Psilocybin Four Times More Effective Than Antidepressants, Study Finds
Psilocybin Four Times More Effective Than Antidepressants, Study Finds
A new Johns Hopkins research study found psilocybin was far greater in treating depression than antidepressants.
New research into the benefits of psilocybin point to significant improvements for those suffering with depression.
The new study, published in the journal JAMA Psychiatry found the impact of psilocybin was “more than four times greater” than typical antidepressants.
Twenty-seven people participated in the research conducted by Johns Hopkins University and Ohio State University.
"The effect happened within one day after the first session and sustained at that reduced level through the second psilocybin session all the way up to the one-month follow-up," said Alan Davis, co-author of the study and faculty member at both universities behind the study.
The researchers began the exploration after a 2016 study documented a positive impact of psychedelics on terminal cancer patients. Those findings produced substantive decreases in both depression and anxiety in cancer patients. Large doses of psilocybin produced the most notable results, according to the Multidisciplinary Association for Psychedelic Studies. “High-dose psilocybin produced large decreases in clinician- and self-rated measures of depressed mood and anxiety, along with increases in quality of life, life meaning, and optimism, and decreases in death anxiety.” The results persisted for more than six months, with the researchers noting improvement markers sustaining in approximately 80 percent of participants.

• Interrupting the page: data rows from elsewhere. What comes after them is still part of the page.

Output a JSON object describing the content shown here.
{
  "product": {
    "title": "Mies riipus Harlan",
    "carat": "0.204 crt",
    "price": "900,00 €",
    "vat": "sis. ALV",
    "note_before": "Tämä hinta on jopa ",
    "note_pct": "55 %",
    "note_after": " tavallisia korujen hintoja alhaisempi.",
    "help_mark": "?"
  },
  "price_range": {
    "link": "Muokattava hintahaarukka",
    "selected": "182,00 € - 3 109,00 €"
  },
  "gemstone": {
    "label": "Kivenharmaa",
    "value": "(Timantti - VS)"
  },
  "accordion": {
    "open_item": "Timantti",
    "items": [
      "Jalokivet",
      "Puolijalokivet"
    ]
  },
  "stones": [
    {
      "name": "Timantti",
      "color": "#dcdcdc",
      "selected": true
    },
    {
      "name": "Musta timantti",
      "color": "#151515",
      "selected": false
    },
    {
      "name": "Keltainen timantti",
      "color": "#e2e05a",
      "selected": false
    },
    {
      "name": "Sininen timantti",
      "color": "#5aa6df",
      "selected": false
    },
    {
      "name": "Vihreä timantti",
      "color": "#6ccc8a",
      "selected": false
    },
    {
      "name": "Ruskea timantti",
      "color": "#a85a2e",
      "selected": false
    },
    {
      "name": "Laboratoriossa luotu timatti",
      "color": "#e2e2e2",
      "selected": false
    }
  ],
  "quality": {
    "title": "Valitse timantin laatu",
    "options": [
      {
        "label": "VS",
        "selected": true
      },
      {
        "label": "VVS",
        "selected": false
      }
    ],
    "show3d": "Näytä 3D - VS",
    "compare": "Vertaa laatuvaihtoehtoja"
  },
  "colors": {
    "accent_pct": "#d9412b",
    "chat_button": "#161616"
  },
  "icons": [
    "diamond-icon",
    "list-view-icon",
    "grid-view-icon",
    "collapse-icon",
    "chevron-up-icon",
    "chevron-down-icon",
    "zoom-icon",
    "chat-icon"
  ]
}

The study of cancer patients "led us to consider whether or not this treatment might be effective for people in the general depression community," Davis told NPR about the new research.
"The effect happened within one day after the first session and sustained at that reduced level through the second psilocybin session all the way up to the one-month follow-up," he says.
Like other clinical trials, this study, although small in subject number, offers more hope for the evolution of mental health treatment. Treatment-resistant depression numbers continue to rise. It now affects about 30 percent of all people with the disease.
The news comes after two voter initiatives in Washington D.C. and the state of Oregon were victorious on Tuesday. Both areas will decriminalize possession of psychedelic substances. But Oregon has also legalized the medical use of psilocybin in a registered clinical setting. The state has two years to develop those regulations before it will begin allowing psilocybin treatments be made available to the public.